By Keith Coffman
DENVER (Reuters) - President-elect Barack Obama's transition team will kick-start the process of healthcare reform with a series of meetings across the country, modelled on those his campaign held last summer.
"Providing quality affordable health care for all Americans is one of my top priorities for this country because our long-term fiscal prospects will have a hard time improving as long as sky-rocketing health care costs are holding us all down," Obama said in a statement on Friday.
"Yet in order for us to reform our health care system, we must first begin reforming how government communicates with the American people," he said.
"These Health Care Community Discussions are a great way for the American people to have a direct say in our health care reform efforts and I encourage Americans to take part if they are able."
Former Senate Democratic leader.
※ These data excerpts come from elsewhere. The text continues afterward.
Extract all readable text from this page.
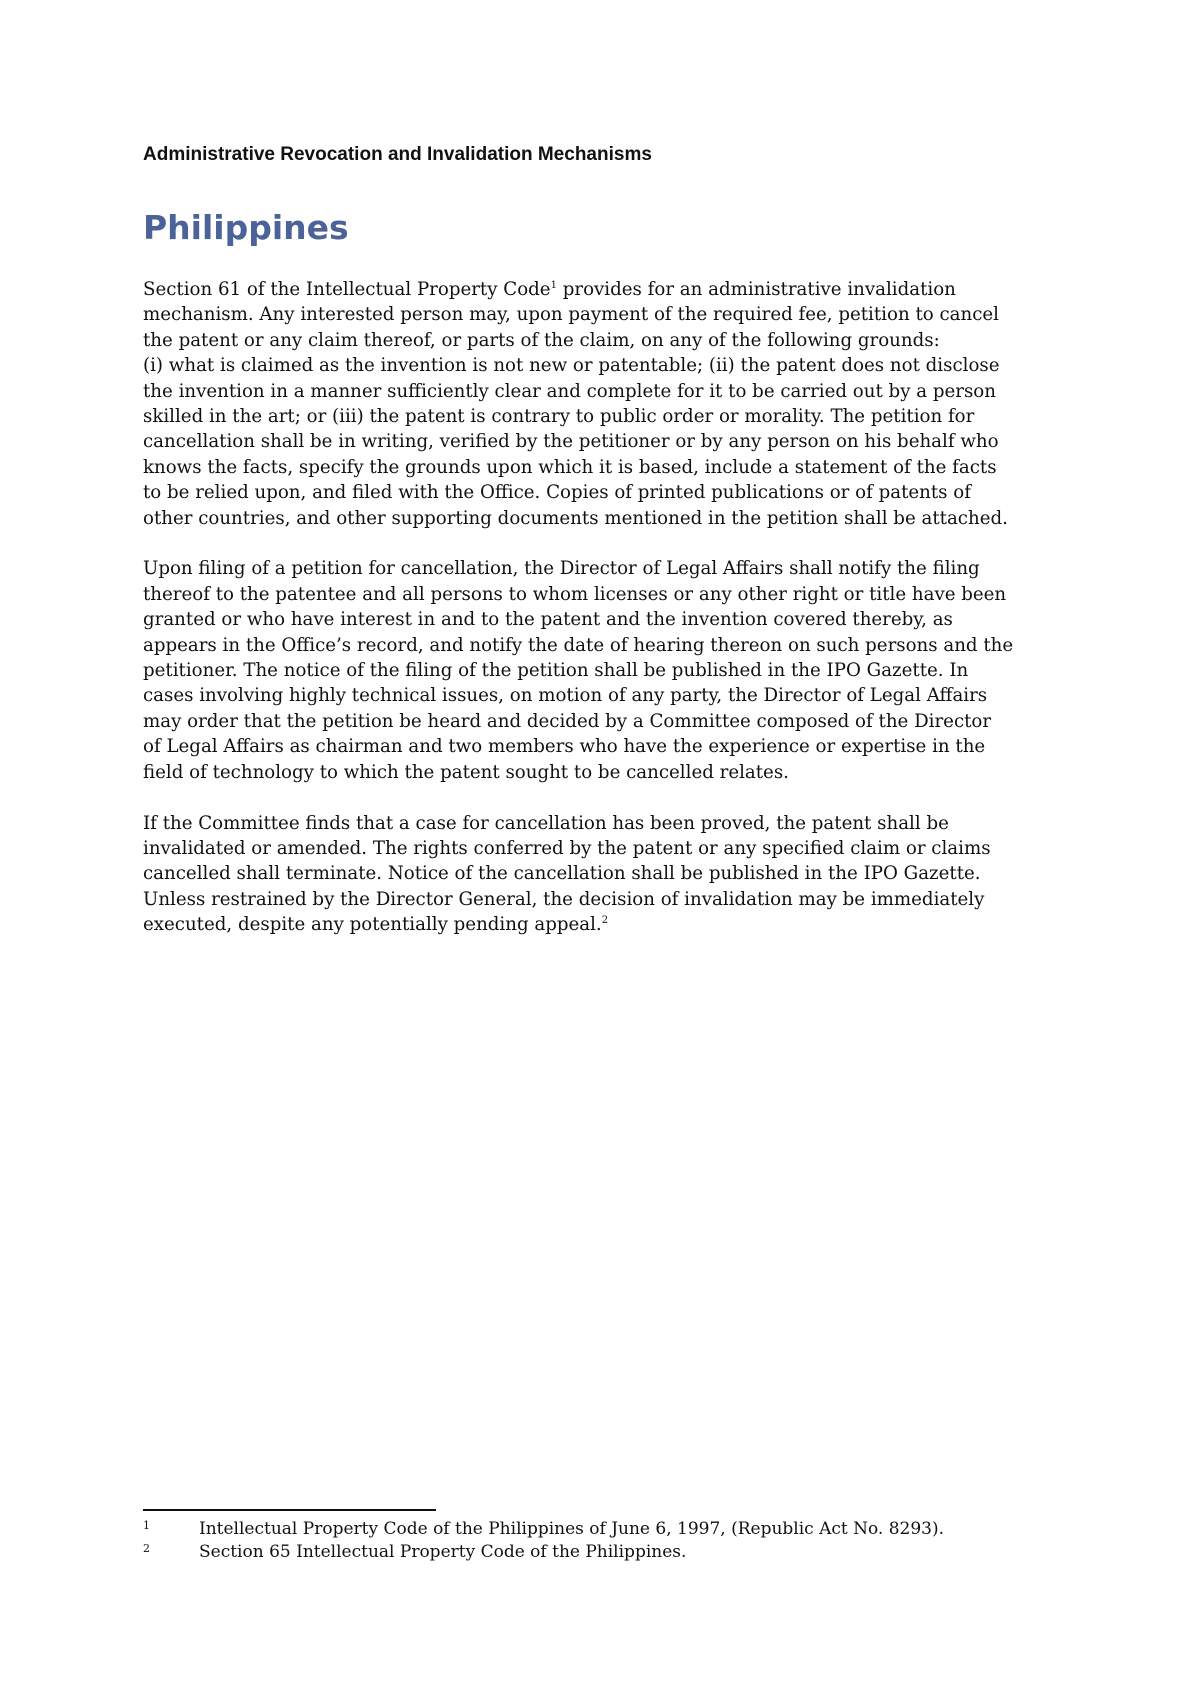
Administrative Revocation and Invalidation Mechanisms
Philippines
Section 61 of the Intellectual Property Code$^1$ provides for an administrative invalidation
mechanism. Any interested person may, upon payment of the required fee, petition to cancel
the patent or any claim thereof, or parts of the claim, on any of the following grounds:
(i) what is claimed as the invention is not new or patentable; (ii) the patent does not disclose
the invention in a manner sufficiently clear and complete for it to be carried out by a person
skilled in the art; or (iii) the patent is contrary to public order or morality. The petition for
cancellation shall be in writing, verified by the petitioner or by any person on his behalf who
knows the facts, specify the grounds upon which it is based, include a statement of the facts
to be relied upon, and filed with the Office. Copies of printed publications or of patents of
other countries, and other supporting documents mentioned in the petition shall be attached.
Upon filing of a petition for cancellation, the Director of Legal Affairs shall notify the filing
thereof to the patentee and all persons to whom licenses or any other right or title have been
granted or who have interest in and to the patent and the invention covered thereby, as
appears in the Office’s record, and notify the date of hearing thereon on such persons and the
petitioner. The notice of the filing of the petition shall be published in the IPO Gazette. In
cases involving highly technical issues, on motion of any party, the Director of Legal Affairs
may order that the petition be heard and decided by a Committee composed of the Director
of Legal Affairs as chairman and two members who have the experience or expertise in the
field of technology to which the patent sought to be cancelled relates.
If the Committee finds that a case for cancellation has been proved, the patent shall be
invalidated or amended. The rights conferred by the patent or any specified claim or claims
cancelled shall terminate. Notice of the cancellation shall be published in the IPO Gazette.
Unless restrained by the Director General, the decision of invalidation may be immediately
executed, despite any potentially pending appeal.$^2$
1	Intellectual Property Code of the Philippines of June 6, 1997, (Republic Act No. 8293).
2	Section 65 Intellectual Property Code of the Philippines.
Tom Daschle, Obama's choice for Health and Human Services Secretary, said the meetings would start on December 15 and run through December 31, before the new president is inaugurated on January 20.
Obama's Internet site www.change.gov asks people to submit ideas for changing America's costly and inefficient healthcare system, which leaves tens of millions uninsured.
Speaking at a meeting of healthcare industry experts in Denver, Daschle said he would like to "allow the states to be workshops and laboratories of innovation."
'DETAILS KILL'
Daschle said past efforts to reform the healthcare system had been bogged down in details and he pledged to fight against long, cumbersome legislation.
"Details kill," he told the meeting of about 500 executives. "Once we get started, let's finish and not languish."
Politicians, labour unions, health insurers, doctors and the general public all agree that the United States needs to reform its inadequate healthcare system, which is also the most expensive in the world.
Close to 46 million Americans have no health insurance, and Americans are more likely to die of common diseases than people living in many other developed countries.
"The myth is that we have the best healthcare system in the world," Daschle said, adding: "We do have islands of excellence in a sea of mediocrity."
During his campaign for the presidency, Obama pledged to bring health insurance to millions of uninsured Americans and to spend about $50 billion (34 billion pounds) to make medical records electronic.
Many health reform advocates believe he will need broad public support to overhaul an industry that has become among the most intractable of U.S. political problems.
As evidence of that, New York Sen. Hillary Clinton failed to push through a healthcare reform plan during her husband Bill Clinton's first term as president.
American voters put healthcare reform as their biggest concern after the economy and the Iraq war, but finding the money and ingenuity to fix the system will be particularly difficult during an economic recession.
U.S. healthcare costs now account for about 16 percent of U.S. gross domestic product -- or $2.3 trillion -- a proportion projected to grow to 20 percent or $4 trillion by 2015.